A bombing in a mosque on the grounds of Afghanistan’s interior ministry in Kabul killed four people and wounded 25 others on Wednesday, an official said, with injured patients claiming it was a suicide attack.

Since the Taliban returned to power last August they have made security a priority but attacks have ramped up in recent months, with officials trying to downplay them.

Interior ministry spokesman Abdul Nafi Takor said an explosion occurred at a mosque of the ministry when worshippers were offering mid-day prayers.

“Four worshippers were martyred and 25 others were injured,” he said in a statement to reporters, adding that an investigation was being conducted.

Takor had earlier said the explosion had occurred at a mosque located “at a distance from the interior ministry”.

Italian non-governmental organisation Emergency, which operates a hospital in Kabul, said it had received 20 male patients, two “dead on arrival”, following “a bomb attack in a mosque at the interior ministry”.

“The number of injured people arriving increased and they reported seeing a man detonate a device,” said Emergency country director Dejan Panic.

“It was a suicide attack,” he added in a statement, quoting patients.

On Wednesday afternoon the Emergency hospital was closely guarded by Taliban forces, who were also heavily deployed around the scene of the attack.

The blast comes after a suicide bombing on Friday killed 53 people in a Kabul classroom, including 46 girls and women, according to a UN death toll.

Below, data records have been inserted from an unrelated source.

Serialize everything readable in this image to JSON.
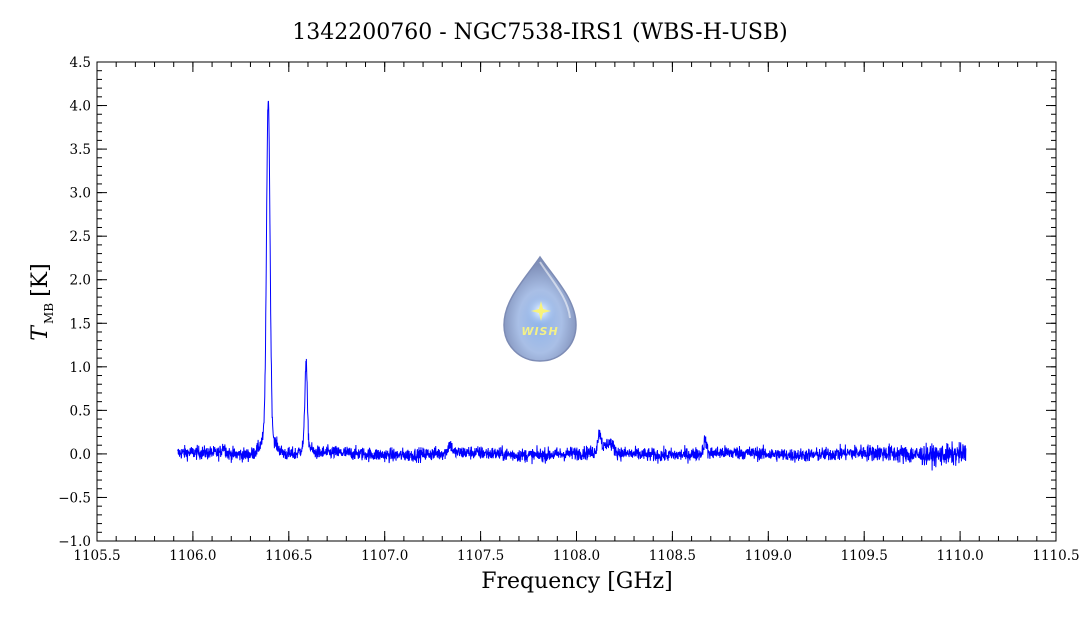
{
  "chart_data": {
    "type": "line",
    "title": "1342200760 - NGC7538-IRS1 (WBS-H-USB)",
    "xlabel": "Frequency [GHz]",
    "ylabel_main": "T",
    "ylabel_sub": "MB",
    "ylabel_unit": "[K]",
    "xlim": [
      1105.5,
      1110.5
    ],
    "ylim": [
      -1.0,
      4.5
    ],
    "x_ticks": [
      1105.5,
      1106.0,
      1106.5,
      1107.0,
      1107.5,
      1108.0,
      1108.5,
      1109.0,
      1109.5,
      1110.0,
      1110.5
    ],
    "x_tick_labels": [
      "1105.5",
      "1106.0",
      "1106.5",
      "1107.0",
      "1107.5",
      "1108.0",
      "1108.5",
      "1109.0",
      "1109.5",
      "1110.0",
      "1110.5"
    ],
    "y_ticks": [
      -1.0,
      -0.5,
      0.0,
      0.5,
      1.0,
      1.5,
      2.0,
      2.5,
      3.0,
      3.5,
      4.0,
      4.5
    ],
    "y_tick_labels": [
      "−1.0",
      "−0.5",
      "0.0",
      "0.5",
      "1.0",
      "1.5",
      "2.0",
      "2.5",
      "3.0",
      "3.5",
      "4.0",
      "4.5"
    ],
    "series": [
      {
        "color": "#0000ff",
        "x_range": [
          1105.92,
          1110.03
        ],
        "noise_rms": 0.055,
        "features": [
          {
            "center": 1106.393,
            "peak": 3.85,
            "width": 0.009
          },
          {
            "center": 1106.393,
            "peak": 0.25,
            "width": 0.035
          },
          {
            "center": 1106.59,
            "peak": 0.95,
            "width": 0.006
          },
          {
            "center": 1106.59,
            "peak": 0.12,
            "width": 0.02
          },
          {
            "center": 1108.12,
            "peak": 0.22,
            "width": 0.01
          },
          {
            "center": 1108.17,
            "peak": 0.12,
            "width": 0.02
          },
          {
            "center": 1107.34,
            "peak": 0.1,
            "width": 0.01
          },
          {
            "center": 1108.67,
            "peak": 0.15,
            "width": 0.008
          },
          {
            "center": 1106.16,
            "peak": 0.08,
            "width": 0.01
          }
        ]
      }
    ],
    "watermark": {
      "text": "WISH",
      "icon": "water-drop-star-icon"
    }
  }
}
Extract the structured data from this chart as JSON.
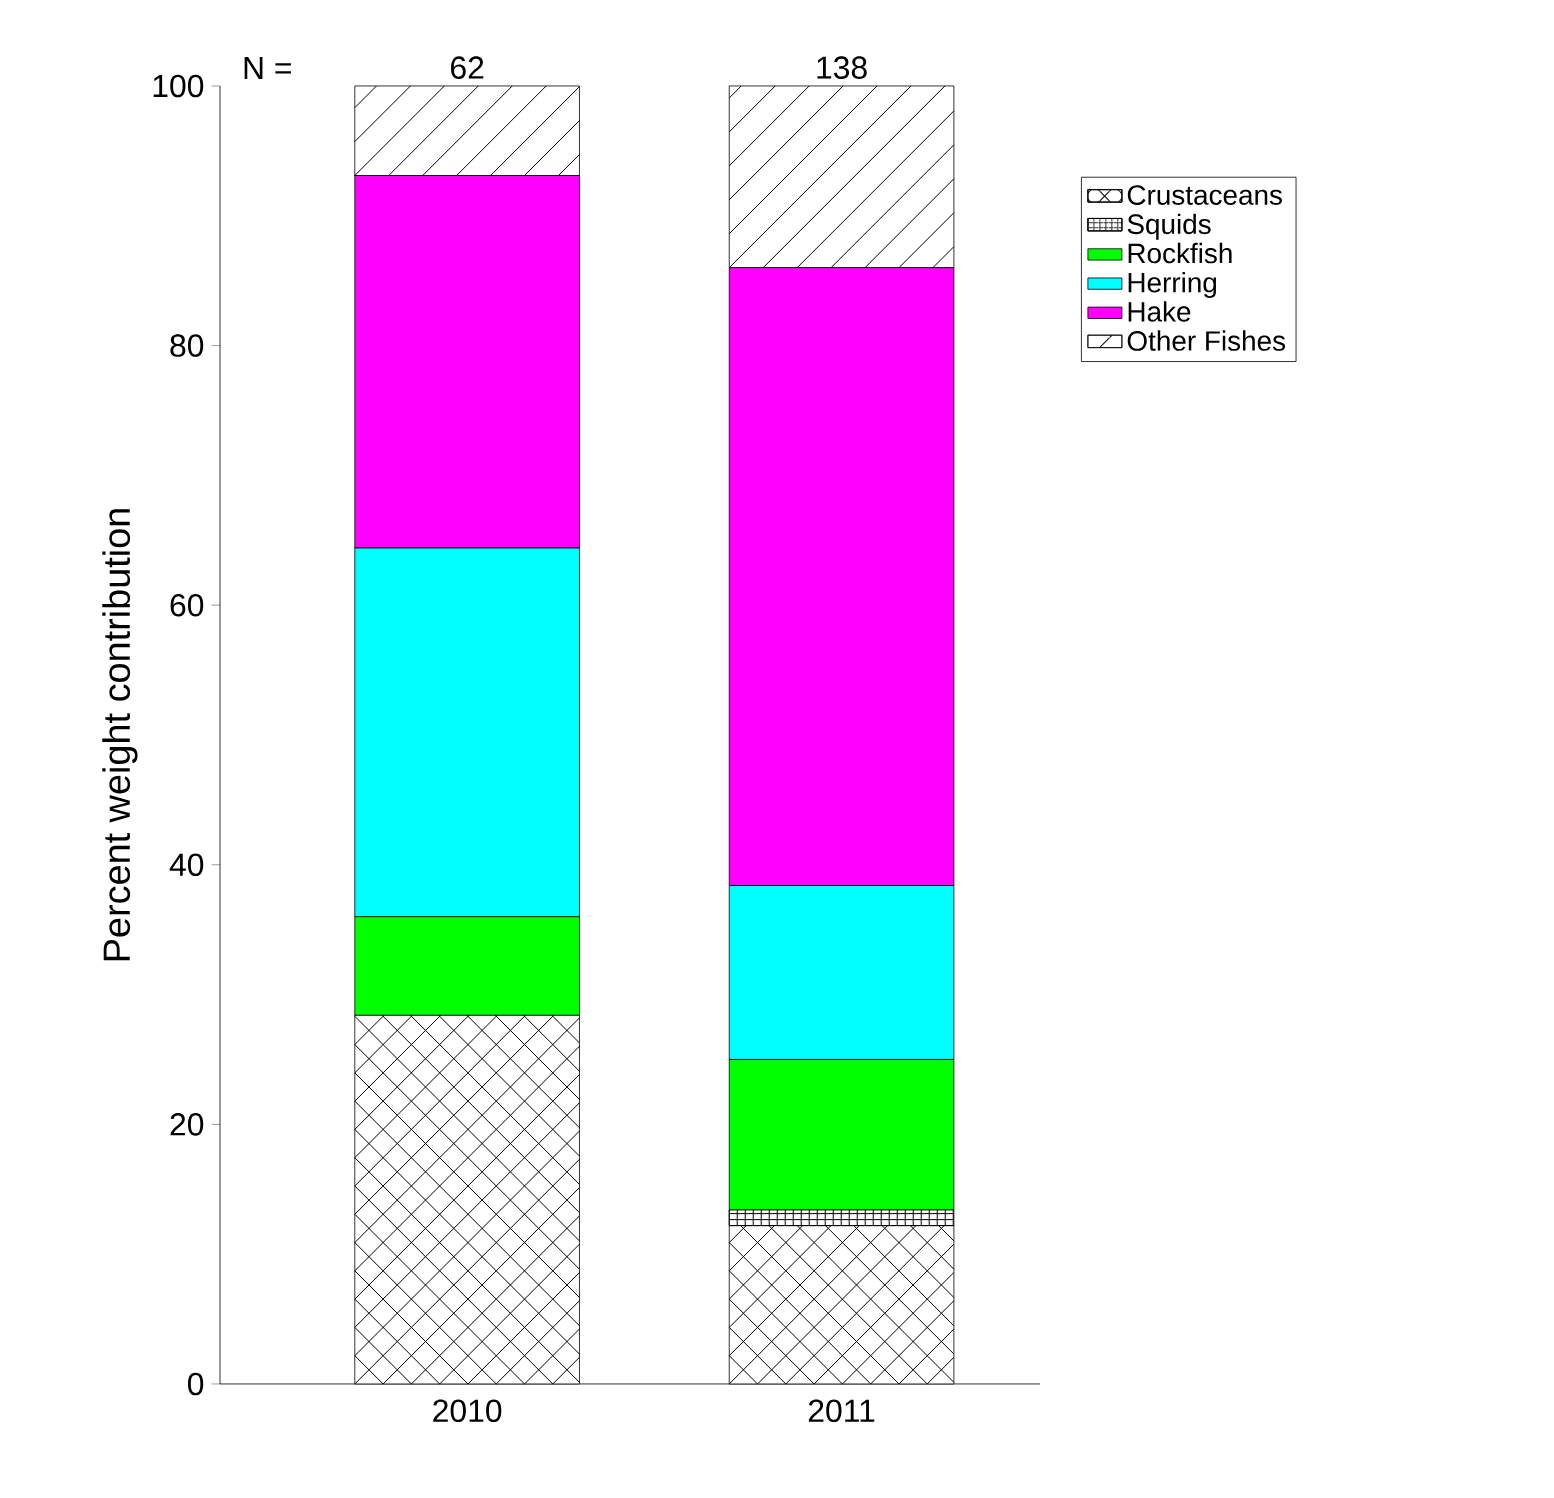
{
  "chart_data": {
    "type": "bar",
    "stacked": true,
    "ylabel": "Percent weight contribution",
    "categories": [
      "2010",
      "2011"
    ],
    "series": [
      {
        "name": "Crustaceans",
        "color": "#000000",
        "values": [
          28.4,
          12.2
        ]
      },
      {
        "name": "Squids",
        "color": "#000000",
        "values": [
          0,
          1.2
        ]
      },
      {
        "name": "Rockfish",
        "color": "#00ff00",
        "values": [
          7.6,
          11.6
        ]
      },
      {
        "name": "Herring",
        "color": "#00ffff",
        "values": [
          28.4,
          13.4
        ]
      },
      {
        "name": "Hake",
        "color": "#ff00ff",
        "values": [
          28.7,
          47.6
        ]
      },
      {
        "name": "Other Fishes",
        "color": "#000000",
        "values": [
          6.9,
          14.0
        ]
      }
    ],
    "ylim": [
      0,
      100
    ],
    "yticks": [
      0,
      20,
      40,
      60,
      80,
      100
    ],
    "legend": "right",
    "annotations": [
      "N =",
      {
        "text": "62",
        "x": "2010",
        "y": 100
      },
      {
        "text": "138",
        "x": "2011",
        "y": 100
      }
    ]
  }
}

Witnesses said the attacker blew himself up in the women’s section of a gender-segregated classroom of a study hall in the Dasht-e-Barchi neighbourhood — an enclave of the historically oppressed Shia Hazara community.

No group has so far claimed responsibility for that attack, which Taliban authorities said claimed only 25 lives.

However, the militant Islamic State group which considers Shia heretics has carried out several deadly attacks in the same area targeting girls, schools and mosques.

The Taliban were also accused of plotting attacks on the Hazara community as they waged a two-decade insurgency against the old US-led regime which collapsed last August.

The hardcore group’s return to power in Afghanistan last year brought an end to that insurgency and a dramatic decline in violence.

The Taliban movement — made up primarily of ethnic Pakhtuns — has pledged to protect minorities and clamp down on security threats.